Some civilian doctors, however, come to work on the frontline in time off from their regular jobs.

In the village of Piski, closer still to Donetsk airport, one such volunteer told AFP he worked full time as a surgeon in a military hospital at Khmelnytskiy in western Ukraine.

He wanted to enrol as a doctor in the war zone but was turned down, so now he works for two weeks straight without a break so he can come and help on ambulances run by Right Sector on his days off.

    'Someone has to do it' 

 A bearded policeman-turned-businessman who has a young son, Yuri volunteered with the ASAP EMC Hottabych foundation, whose four ambulances have evacuated more than 1,000 wounded in nine months.

"Someone has to do it," is all he will say of why he put his career to one side to come here.

After going on almost 500 calls in the war zone, sometimes under shelling, he has learned to assess the condition of the wounded and decide how to transport them.

The most seriously injured are put in an ambulance, the lightly wounded are loaded into a military medical truck with a hole in its windscreen due to shelling.

"The army trucks leave a lot to be desired.

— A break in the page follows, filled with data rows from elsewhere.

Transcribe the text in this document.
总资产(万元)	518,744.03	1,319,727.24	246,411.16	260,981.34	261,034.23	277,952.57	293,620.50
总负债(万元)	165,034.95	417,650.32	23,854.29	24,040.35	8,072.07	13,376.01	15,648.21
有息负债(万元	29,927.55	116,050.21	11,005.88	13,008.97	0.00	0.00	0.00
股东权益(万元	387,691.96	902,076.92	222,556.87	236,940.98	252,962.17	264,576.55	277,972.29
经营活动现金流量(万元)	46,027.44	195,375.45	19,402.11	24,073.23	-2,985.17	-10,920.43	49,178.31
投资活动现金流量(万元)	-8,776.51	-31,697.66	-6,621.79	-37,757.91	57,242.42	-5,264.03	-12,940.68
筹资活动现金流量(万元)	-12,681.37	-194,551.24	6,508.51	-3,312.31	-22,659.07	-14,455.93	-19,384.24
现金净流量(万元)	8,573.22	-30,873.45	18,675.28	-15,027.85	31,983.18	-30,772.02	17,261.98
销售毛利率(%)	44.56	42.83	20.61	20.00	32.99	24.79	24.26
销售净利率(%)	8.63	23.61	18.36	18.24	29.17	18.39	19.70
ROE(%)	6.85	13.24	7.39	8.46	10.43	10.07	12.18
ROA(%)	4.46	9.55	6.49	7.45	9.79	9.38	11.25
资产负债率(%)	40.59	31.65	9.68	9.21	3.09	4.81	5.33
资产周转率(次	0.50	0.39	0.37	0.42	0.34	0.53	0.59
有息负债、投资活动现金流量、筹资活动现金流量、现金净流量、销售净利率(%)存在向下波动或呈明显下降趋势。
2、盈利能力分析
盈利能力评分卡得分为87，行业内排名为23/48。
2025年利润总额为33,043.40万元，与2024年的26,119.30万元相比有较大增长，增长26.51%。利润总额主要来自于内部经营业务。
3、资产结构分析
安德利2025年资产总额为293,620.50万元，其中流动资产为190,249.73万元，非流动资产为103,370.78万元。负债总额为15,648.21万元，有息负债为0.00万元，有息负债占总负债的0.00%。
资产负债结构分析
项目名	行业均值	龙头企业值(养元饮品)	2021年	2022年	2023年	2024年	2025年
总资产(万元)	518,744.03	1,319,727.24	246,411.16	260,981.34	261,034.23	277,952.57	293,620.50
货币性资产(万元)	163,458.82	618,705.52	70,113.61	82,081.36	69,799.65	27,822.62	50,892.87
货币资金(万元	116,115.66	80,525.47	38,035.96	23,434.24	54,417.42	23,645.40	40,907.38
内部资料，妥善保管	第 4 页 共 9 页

These are trucks from the 1980s that should be scrapped," Yuri said with a sigh.

Meanwhile, the founder of the Hottabych ambulance service, Ilya Lysenko, said he has made the condition of his ambulances -- particularly their speed -- his priority.

"If I economised on the vehicles, I might as well sign my men up as suicide bombers. It's difficult to shoot at a fast-moving ambulance, and that has saved our lives many times," Lysenko told Ukrainska Pravda news website last month.

The manager of the fund, Oleksandr Antosha, in turn lamented the severe shortage of doctors ready to go to the war zone. Ukraine's deep economic crisis has also led to a significant fall in donations that keep the ambulances running.

"The only solution is to launch an appeal to the Ukrainian diaspora" in the West, Antosha told AFP.

As organisers in Kiev rack their brains over finances, drivers like Yuri keep driving to and from the frontline.

As Yuri fixed his eyes on the road, the badly wounded soldier in the back of the ambulance was getting an injection on the way to a helicopter base in Chervonoarmiysk, 35 kilometres from Vodiane, where he will be airlifted to the hospital in Dnipropetrovsk.

From first aid to crowdfunded ambulances, "this is happening only because of volunteers" Yuri said, as he sped past traffic on the dark highway.